In the ongoing war within the conservative movement over whether the GOP should continue its fight on social issues, Rep. Paul Ryan becomes one of the highest-profile Republican officials to weigh in last night, telling an antiabortion group that the GOP must continue its fight against choice.
"Our critics say we should abandon our pro-life beliefs. But that would only demoralize our voters," the Hill reports Ryan told the Susan B. Anthony List gala last night. "It’s an odd strategy, I think: the cynical ploy followed by the thumping defeat."
"Our task isn't to purge our ranks. It's to grow them," Ryan said at the event in Washington.
The congressman is known primarily as a budget wonk, but is well to the right of many Republicans on abortion, opposing it in all cases (including rape and incest) except for when the life of the mother is in danger.
While Ryan's star has fallen since November, the GOP is far more likely to heed his words on abortion than it is to listen to other social conservatives fighting against marriage equality.

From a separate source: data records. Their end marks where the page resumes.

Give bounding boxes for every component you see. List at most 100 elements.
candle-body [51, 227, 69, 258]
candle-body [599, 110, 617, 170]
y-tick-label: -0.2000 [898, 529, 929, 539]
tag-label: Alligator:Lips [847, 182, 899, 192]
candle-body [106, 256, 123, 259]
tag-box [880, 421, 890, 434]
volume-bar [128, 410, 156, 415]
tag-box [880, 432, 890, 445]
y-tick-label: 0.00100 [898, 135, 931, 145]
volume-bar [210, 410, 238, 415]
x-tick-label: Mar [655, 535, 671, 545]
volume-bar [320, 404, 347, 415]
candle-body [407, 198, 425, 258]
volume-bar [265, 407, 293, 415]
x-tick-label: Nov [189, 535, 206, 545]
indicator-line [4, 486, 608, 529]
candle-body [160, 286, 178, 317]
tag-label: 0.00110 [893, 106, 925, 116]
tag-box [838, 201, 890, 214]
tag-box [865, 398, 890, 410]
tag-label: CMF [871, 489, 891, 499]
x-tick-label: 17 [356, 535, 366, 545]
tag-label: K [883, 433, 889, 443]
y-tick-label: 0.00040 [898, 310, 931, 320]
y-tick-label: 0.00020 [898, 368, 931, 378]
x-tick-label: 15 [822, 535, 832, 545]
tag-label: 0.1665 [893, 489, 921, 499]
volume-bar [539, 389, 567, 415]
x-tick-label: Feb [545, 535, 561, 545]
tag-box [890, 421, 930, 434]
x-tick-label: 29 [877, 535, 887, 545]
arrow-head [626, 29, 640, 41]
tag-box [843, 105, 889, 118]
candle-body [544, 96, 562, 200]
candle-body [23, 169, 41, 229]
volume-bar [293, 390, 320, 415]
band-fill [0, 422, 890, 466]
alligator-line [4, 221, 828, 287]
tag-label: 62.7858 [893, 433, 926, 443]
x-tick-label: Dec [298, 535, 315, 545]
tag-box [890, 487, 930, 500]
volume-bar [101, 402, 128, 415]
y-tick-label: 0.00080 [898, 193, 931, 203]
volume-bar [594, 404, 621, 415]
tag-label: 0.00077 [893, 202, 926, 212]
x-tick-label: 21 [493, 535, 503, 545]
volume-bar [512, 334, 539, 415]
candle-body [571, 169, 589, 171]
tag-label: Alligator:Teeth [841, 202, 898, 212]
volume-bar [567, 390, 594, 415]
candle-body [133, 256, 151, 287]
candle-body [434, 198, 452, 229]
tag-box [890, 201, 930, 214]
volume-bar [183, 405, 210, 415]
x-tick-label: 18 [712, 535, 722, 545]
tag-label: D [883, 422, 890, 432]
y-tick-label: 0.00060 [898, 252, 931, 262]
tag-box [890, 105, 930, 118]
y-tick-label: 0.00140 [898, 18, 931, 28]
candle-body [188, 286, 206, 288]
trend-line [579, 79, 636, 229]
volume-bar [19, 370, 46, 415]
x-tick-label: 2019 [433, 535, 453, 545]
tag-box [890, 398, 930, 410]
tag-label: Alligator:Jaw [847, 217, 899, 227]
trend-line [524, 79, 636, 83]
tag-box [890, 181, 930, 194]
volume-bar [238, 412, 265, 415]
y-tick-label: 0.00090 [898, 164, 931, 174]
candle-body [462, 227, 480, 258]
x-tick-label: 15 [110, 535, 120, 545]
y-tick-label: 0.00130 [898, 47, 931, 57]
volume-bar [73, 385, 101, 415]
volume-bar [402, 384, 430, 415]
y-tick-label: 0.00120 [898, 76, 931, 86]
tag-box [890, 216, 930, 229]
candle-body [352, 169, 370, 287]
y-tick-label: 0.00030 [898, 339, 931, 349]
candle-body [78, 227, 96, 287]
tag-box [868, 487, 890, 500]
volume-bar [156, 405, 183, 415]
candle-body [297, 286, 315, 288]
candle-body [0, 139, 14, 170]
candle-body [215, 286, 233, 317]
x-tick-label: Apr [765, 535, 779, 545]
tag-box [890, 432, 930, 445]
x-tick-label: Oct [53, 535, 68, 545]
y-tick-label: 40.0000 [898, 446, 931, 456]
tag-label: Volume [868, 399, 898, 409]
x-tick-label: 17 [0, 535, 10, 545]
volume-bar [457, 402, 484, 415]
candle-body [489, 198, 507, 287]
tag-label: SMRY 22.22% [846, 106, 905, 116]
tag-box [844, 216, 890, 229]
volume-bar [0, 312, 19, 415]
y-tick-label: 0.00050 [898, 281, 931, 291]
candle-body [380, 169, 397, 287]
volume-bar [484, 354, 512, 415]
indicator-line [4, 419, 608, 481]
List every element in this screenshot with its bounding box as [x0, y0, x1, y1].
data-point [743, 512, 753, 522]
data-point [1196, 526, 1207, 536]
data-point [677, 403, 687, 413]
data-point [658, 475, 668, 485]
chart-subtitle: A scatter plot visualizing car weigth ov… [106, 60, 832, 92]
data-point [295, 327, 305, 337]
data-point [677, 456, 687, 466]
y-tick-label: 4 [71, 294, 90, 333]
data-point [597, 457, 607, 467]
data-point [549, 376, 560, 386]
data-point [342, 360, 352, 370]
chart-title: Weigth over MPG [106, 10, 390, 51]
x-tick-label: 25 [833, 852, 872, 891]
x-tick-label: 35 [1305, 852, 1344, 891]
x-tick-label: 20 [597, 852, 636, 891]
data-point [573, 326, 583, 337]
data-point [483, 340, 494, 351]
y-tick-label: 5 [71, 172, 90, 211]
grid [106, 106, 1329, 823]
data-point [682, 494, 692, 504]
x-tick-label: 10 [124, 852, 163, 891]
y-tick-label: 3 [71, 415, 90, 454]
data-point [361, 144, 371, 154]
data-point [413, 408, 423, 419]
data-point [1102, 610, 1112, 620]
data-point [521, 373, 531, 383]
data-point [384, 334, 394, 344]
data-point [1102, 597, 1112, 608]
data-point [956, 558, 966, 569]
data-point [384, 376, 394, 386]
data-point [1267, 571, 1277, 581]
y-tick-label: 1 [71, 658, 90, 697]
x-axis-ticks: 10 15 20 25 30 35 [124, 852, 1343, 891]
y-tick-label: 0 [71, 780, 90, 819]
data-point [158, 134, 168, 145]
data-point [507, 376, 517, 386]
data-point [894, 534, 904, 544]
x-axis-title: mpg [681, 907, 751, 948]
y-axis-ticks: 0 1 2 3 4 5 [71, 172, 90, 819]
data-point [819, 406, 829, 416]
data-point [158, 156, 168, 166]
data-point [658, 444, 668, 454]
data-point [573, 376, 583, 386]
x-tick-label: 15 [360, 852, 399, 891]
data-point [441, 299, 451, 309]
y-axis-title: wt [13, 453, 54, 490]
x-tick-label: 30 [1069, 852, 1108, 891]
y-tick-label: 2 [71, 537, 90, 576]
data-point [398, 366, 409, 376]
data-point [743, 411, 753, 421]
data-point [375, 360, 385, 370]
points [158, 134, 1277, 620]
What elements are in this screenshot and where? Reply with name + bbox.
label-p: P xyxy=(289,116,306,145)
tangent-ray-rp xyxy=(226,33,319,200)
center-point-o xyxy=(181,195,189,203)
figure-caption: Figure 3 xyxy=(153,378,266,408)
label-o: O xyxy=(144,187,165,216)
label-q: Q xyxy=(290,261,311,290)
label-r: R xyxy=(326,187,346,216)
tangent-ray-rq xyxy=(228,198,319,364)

The two issues have long been linked, but it seems likely the two will cleave apart from each other in coming months as mainline Republicans moderate themselves on marriage but remain committed to the fight against abortion.
That was the general consensus among activists we spoke to at CPAC, the annual gathering of conservatives in March, where many seemed ready to embrace marriage equality, but thought abortion was still a critical issue for the GOP. Even many pro-gay conservative activists, like GOProud founder Jimmy LaSalvia, are pro-life.
And while polls consistently show support for marriage equality is above the 50 percent mark and rising fast, positions on abortion have been more volatile, but remained more or less steady, and Republicans overwhelmingly identify themselves as "pro-life," 67 percent to 28.